Cambodia, I: Ancient Ruins

When I close my eyes I can still see Cambodia: how the bustling streets of Phnom Penh rush past me on a tuktuk drive, or the views of white cows grazing in the green plains, each mist-shrouded horizon beckoning to follow a mystery, an ancient city perhaps, a group of obedient elephants, or a purple sunrise. I hear the chatter of crowded markets, the cacophony of traffic noise mingling with street vendors’ voices, the discussions replaying in my mind, conversations with people, at times disturbing, but mostly inspiring.

I chose not to prepare myself for this ARI-organized study trip, but to let myself be surprised.

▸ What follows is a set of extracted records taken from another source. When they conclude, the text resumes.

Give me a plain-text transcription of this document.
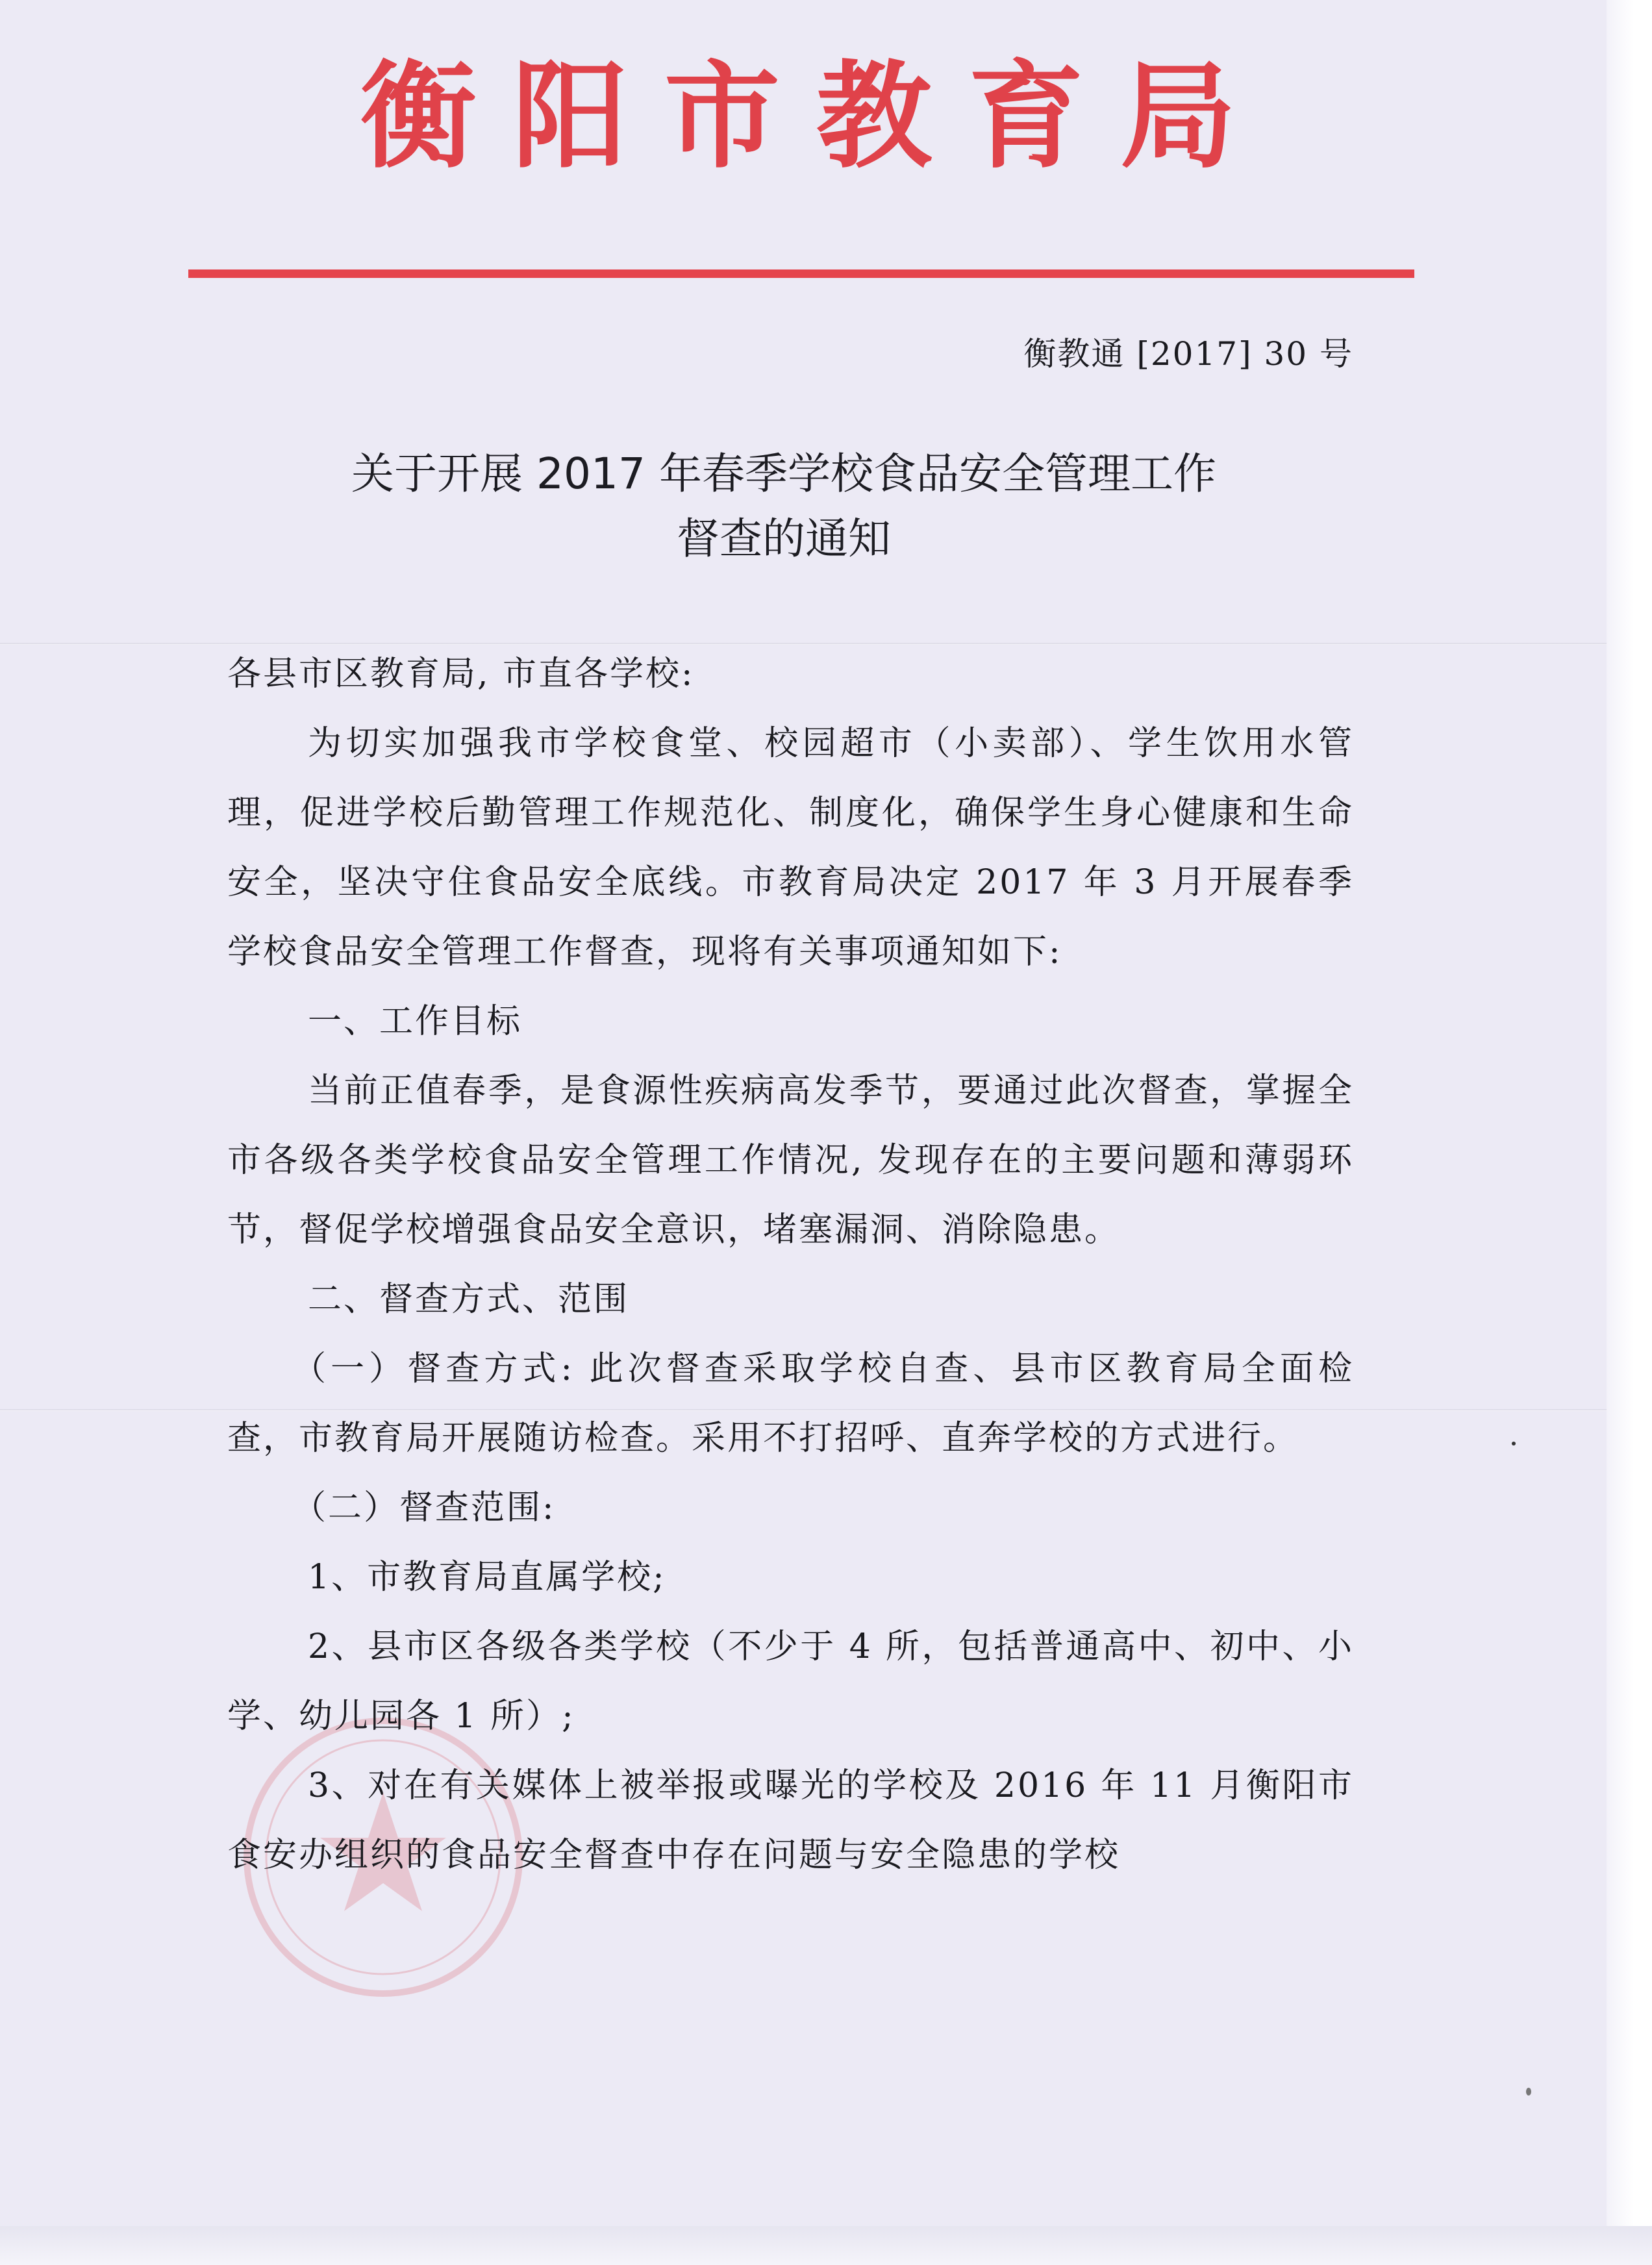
衡阳市教育局
衡教通 [2017] 30 号
关于开展 2017 年春季学校食品安全管理工作
督查的通知

各县市区教育局, 市直各学校:

为切实加强我市学校食堂、校园超市（小卖部）、学生饮用水管理，促进学校后勤管理工作规范化、制度化，确保学生身心健康和生命安全，坚决守住食品安全底线。市教育局决定 2017 年 3 月开展春季学校食品安全管理工作督查，现将有关事项通知如下:

一、工作目标

当前正值春季，是食源性疾病高发季节，要通过此次督查，掌握全市各级各类学校食品安全管理工作情况, 发现存在的主要问题和薄弱环节，督促学校增强食品安全意识，堵塞漏洞、消除隐患。

二、督查方式、范围

（一）督查方式: 此次督查采取学校自查、县市区教育局全面检查，市教育局开展随访检查。采用不打招呼、直奔学校的方式进行。

（二）督查范围:

1、市教育局直属学校;

2、县市区各级各类学校（不少于 4 所，包括普通高中、初中、小学、幼儿园各 1 所）;

3、对在有关媒体上被举报或曝光的学校及 2016 年 11 月衡阳市食安办组织的食品安全督查中存在问题与安全隐患的学校
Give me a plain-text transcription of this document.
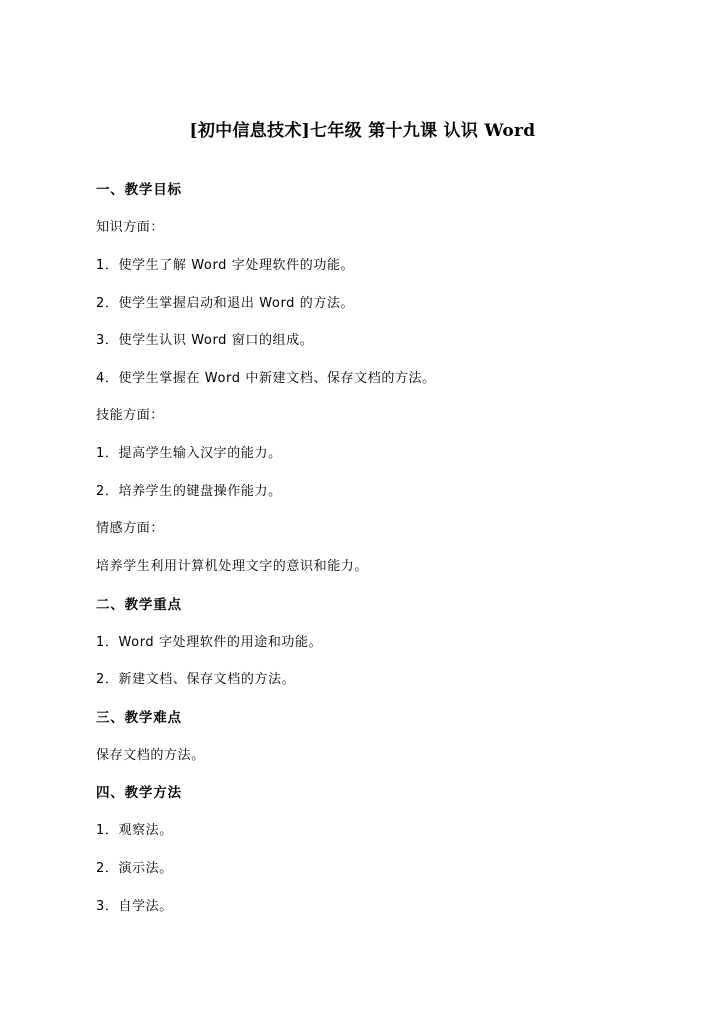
[初中信息技术]七年级 第十九课 认识 Word
一、教学目标
知识方面：
1．使学生了解 Word 字处理软件的功能。
2．使学生掌握启动和退出 Word 的方法。
3．使学生认识 Word 窗口的组成。
4．使学生掌握在 Word 中新建文档、保存文档的方法。
技能方面：
1．提高学生输入汉字的能力。
2．培养学生的键盘操作能力。
情感方面：
培养学生利用计算机处理文字的意识和能力。
二、教学重点
1．Word 字处理软件的用途和功能。
2．新建文档、保存文档的方法。
三、教学难点
保存文档的方法。
四、教学方法
1．观察法。
2．演示法。
3．自学法。
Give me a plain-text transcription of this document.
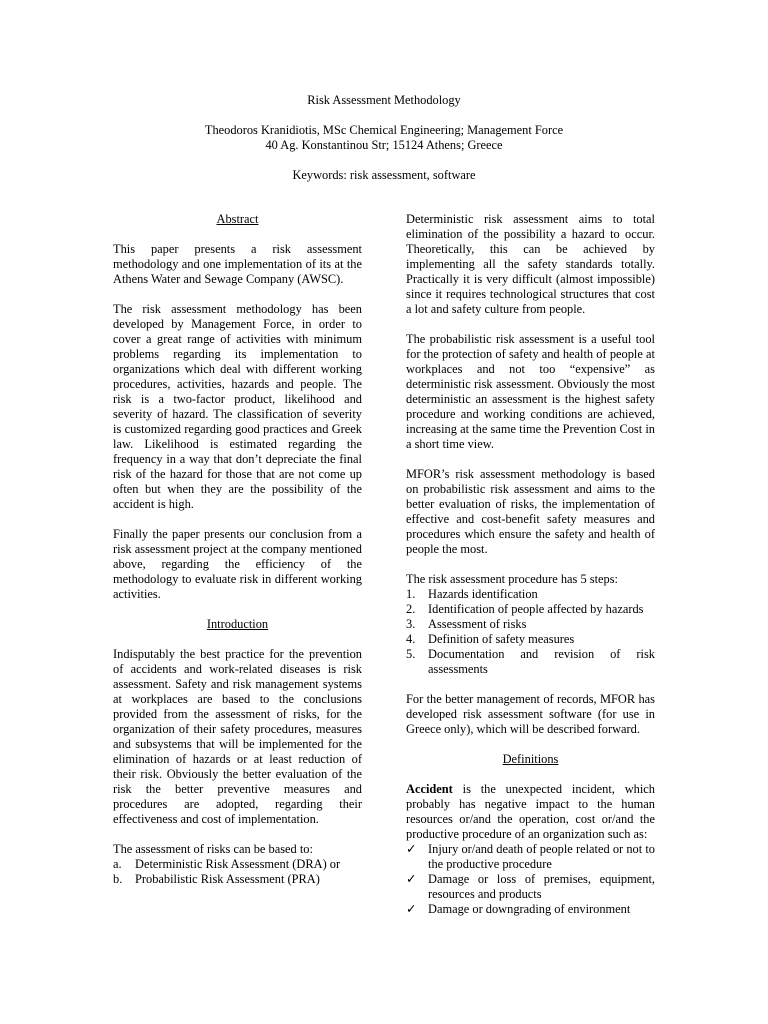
Risk Assessment Methodology

Theodoros Kranidiotis, MSc Chemical Engineering; Management Force

40 Ag. Konstantinou Str; 15124 Athens; Greece

Keywords: risk assessment, software

Abstract

This paper presents a risk assessment methodology and one implementation of its at the Athens Water and Sewage Company (AWSC).

The risk assessment methodology has been developed by Management Force, in order to cover a great range of activities with minimum problems regarding its implementation to organizations which deal with different working procedures, activities, hazards and people. The risk is a two-factor product, likelihood and severity of hazard. The classification of severity is customized regarding good practices and Greek law. Likelihood is estimated regarding the frequency in a way that don’t depreciate the final risk of the hazard for those that are not come up often but when they are the possibility of the accident is high.

Finally the paper presents our conclusion from a risk assessment project at the company mentioned above, regarding the efficiency of the methodology to evaluate risk in different working activities.

Introduction

Indisputably the best practice for the prevention of accidents and work-related diseases is risk assessment. Safety and risk management systems at workplaces are based to the conclusions provided from the assessment of risks, for the organization of their safety procedures, measures and subsystems that will be implemented for the elimination of hazards or at least reduction of their risk. Obviously the better evaluation of the risk the better preventive measures and procedures are adopted, regarding their effectiveness and cost of implementation.

The assessment of risks can be based to:

a. Deterministic Risk Assessment (DRA) or
b. Probabilistic Risk Assessment (PRA)

Deterministic risk assessment aims to total elimination of the possibility a hazard to occur. Theoretically, this can be achieved by implementing all the safety standards totally. Practically it is very difficult (almost impossible) since it requires technological structures that cost a lot and safety culture from people.

The probabilistic risk assessment is a useful tool for the protection of safety and health of people at workplaces and not too “expensive” as deterministic risk assessment. Obviously the most deterministic an assessment is the highest safety procedure and working conditions are achieved, increasing at the same time the Prevention Cost in a short time view.

MFOR’s risk assessment methodology is based on probabilistic risk assessment and aims to the better evaluation of risks, the implementation of effective and cost-benefit safety measures and procedures which ensure the safety and health of people the most.

The risk assessment procedure has 5 steps:

1. Hazards identification
2. Identification of people affected by hazards
3. Assessment of risks
4. Definition of safety measures
5. Documentation and revision of risk assessments

For the better management of records, MFOR has developed risk assessment software (for use in Greece only), which will be described forward.

Definitions

Accident is the unexpected incident, which probably has negative impact to the human resources or/and the operation, cost or/and the productive procedure of an organization such as:

✓ Injury or/and death of people related or not to the productive procedure
✓ Damage or loss of premises, equipment, resources and products
✓ Damage or downgrading of environment
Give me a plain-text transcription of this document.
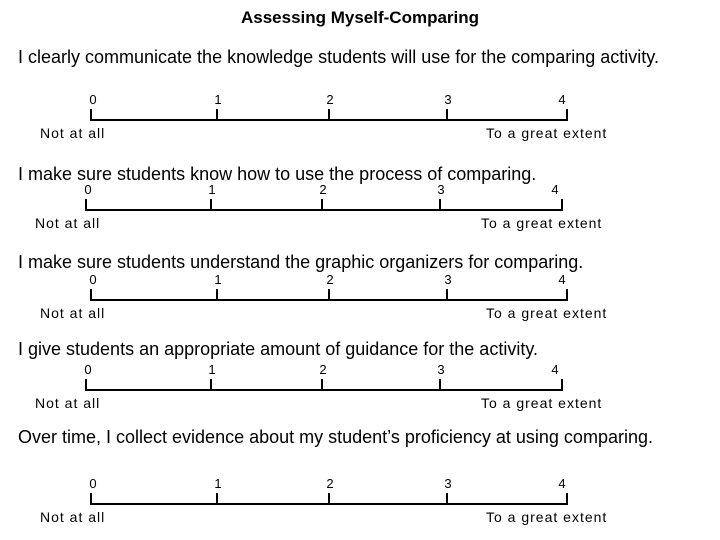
Assessing Myself-Comparing
I clearly communicate the knowledge students will use for the comparing activity.
0	1	2	3	4
Not at all	To a great extent
I make sure students know how to use the process of comparing.
0	1	2	3	4
Not at all	To a great extent
I make sure students understand the graphic organizers for comparing.
0	1	2	3	4
Not at all	To a great extent
I give students an appropriate amount of guidance for the activity.
0	1	2	3	4
Not at all	To a great extent
Over time, I collect evidence about my student’s proficiency at using comparing.
0	1	2	3	4
Not at all	To a great extent
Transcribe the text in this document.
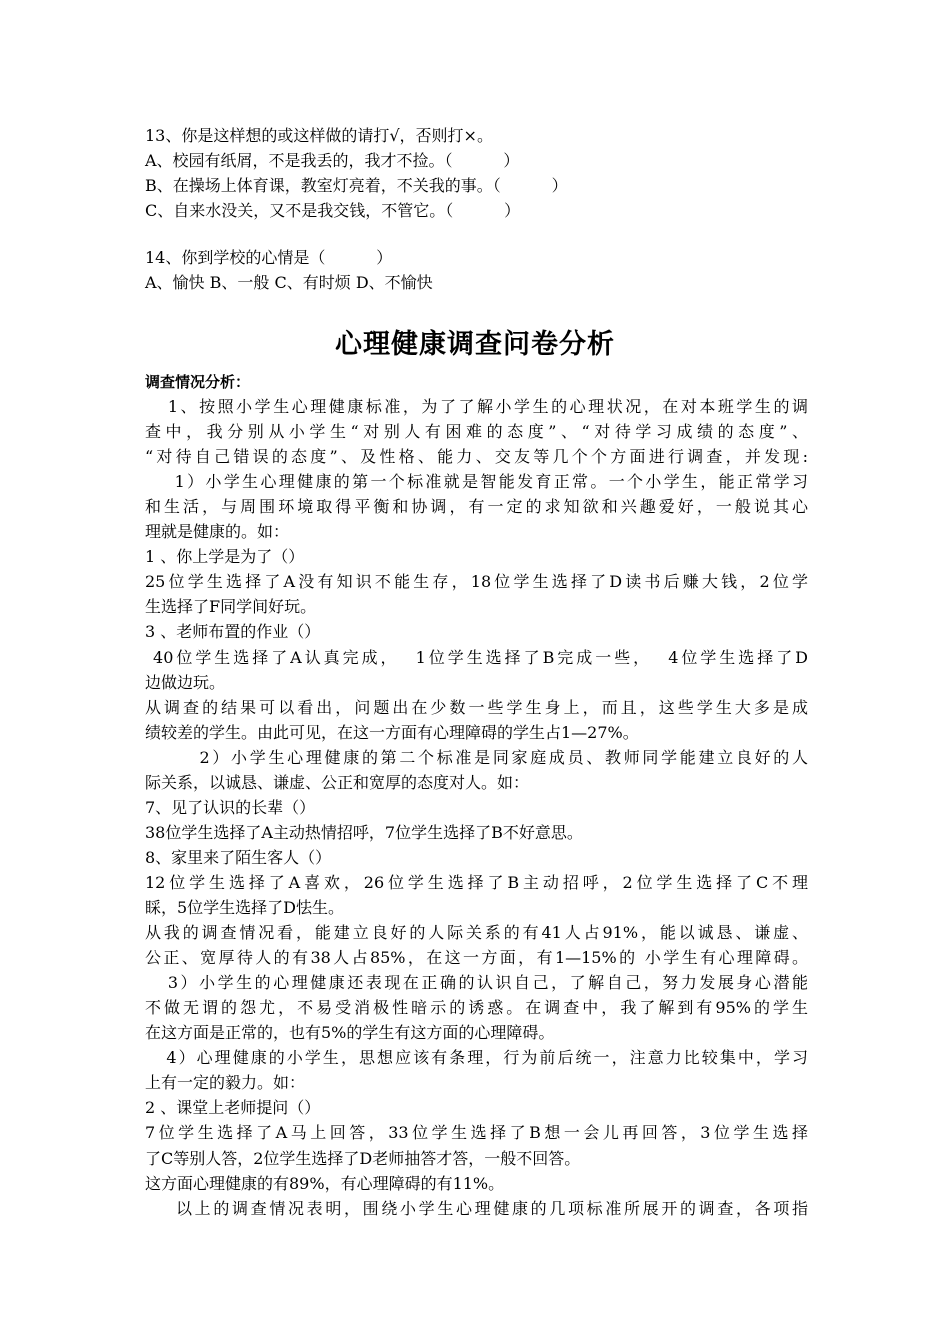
13、你是这样想的或这样做的请打√，否则打×。
A、校园有纸屑，不是我丢的，我才不捡。（          ）
B、在操场上体育课，教室灯亮着，不关我的事。（          ）
C、自来水没关，又不是我交钱，不管它。（          ）
14、你到学校的心情是（          ）
A、愉快 B、一般 C、有时烦 D、不愉快
心理健康调查问卷分析
调查情况分析：
1、按照小学生心理健康标准，为了了解小学生的心理状况，在对本班学生的调
查中，我分别从小学生“对别人有困难的态度”、“对待学习成绩的态度”、
“对待自己错误的态度”、及性格、能力、交友等几个个方面进行调查，并发现:
1）小学生心理健康的第一个标准就是智能发育正常。一个小学生，能正常学习
和生活，与周围环境取得平衡和协调，有一定的求知欲和兴趣爱好，一般说其心
理就是健康的。如：
1 、你上学是为了（）
25位学生选择了A没有知识不能生存，18位学生选择了D读书后赚大钱，2位学
生选择了F同学间好玩。
3 、老师布置的作业（）
40位学生选择了A认真完成，  1位学生选择了B完成一些，  4位学生选择了D
边做边玩。
从调查的结果可以看出，问题出在少数一些学生身上，而且，这些学生大多是成
绩较差的学生。由此可见，在这一方面有心理障碍的学生占1—27%。
2）小学生心理健康的第二个标准是同家庭成员、教师同学能建立良好的人
际关系，以诚恳、谦虚、公正和宽厚的态度对人。如：
7、见了认识的长辈（）
38位学生选择了A主动热情招呼，7位学生选择了B不好意思。
8、家里来了陌生客人（）
12位学生选择了A喜欢，26位学生选择了B主动招呼，2位学生选择了C不理
睬，5位学生选择了D怯生。
从我的调查情况看，能建立良好的人际关系的有41人占91%，能以诚恳、谦虚、
公正、宽厚待人的有38人占85%，在这一方面，有1—15%的 小学生有心理障碍。
3）小学生的心理健康还表现在正确的认识自己，了解自己，努力发展身心潜能
不做无谓的怨尤，不易受消极性暗示的诱惑。在调查中，我了解到有95%的学生
在这方面是正常的，也有5%的学生有这方面的心理障碍。
4）心理健康的小学生，思想应该有条理，行为前后统一，注意力比较集中，学习
上有一定的毅力。如：
2 、课堂上老师提问（）
7位学生选择了A马上回答，33位学生选择了B想一会儿再回答，3位学生选择
了C等别人答，2位学生选择了D老师抽答才答，一般不回答。
这方面心理健康的有89%，有心理障碍的有11%。
以上的调查情况表明，围绕小学生心理健康的几项标准所展开的调查，各项指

And surprising a journey this was indeed. It was my first time to a country in South East Asia, and the first time to what some people still call “the third world”. I’ve been waiting for this opportunity, to get a taste of the ‘real’ world, as I experience the Western affluance in which we “developed” people live more and more as mirage, a Scheinwelt (illusory world) of artificial fabric well-detached from the realities of the people from whom it sucks its wealth.

I come back with many new impressions, and I let them sink in with their inconsistencies and superficialities with which I perceived them, not yet able to grasp the deeper truths this country holds. I have nothing but gratitude for the hospitality of people and their smiles.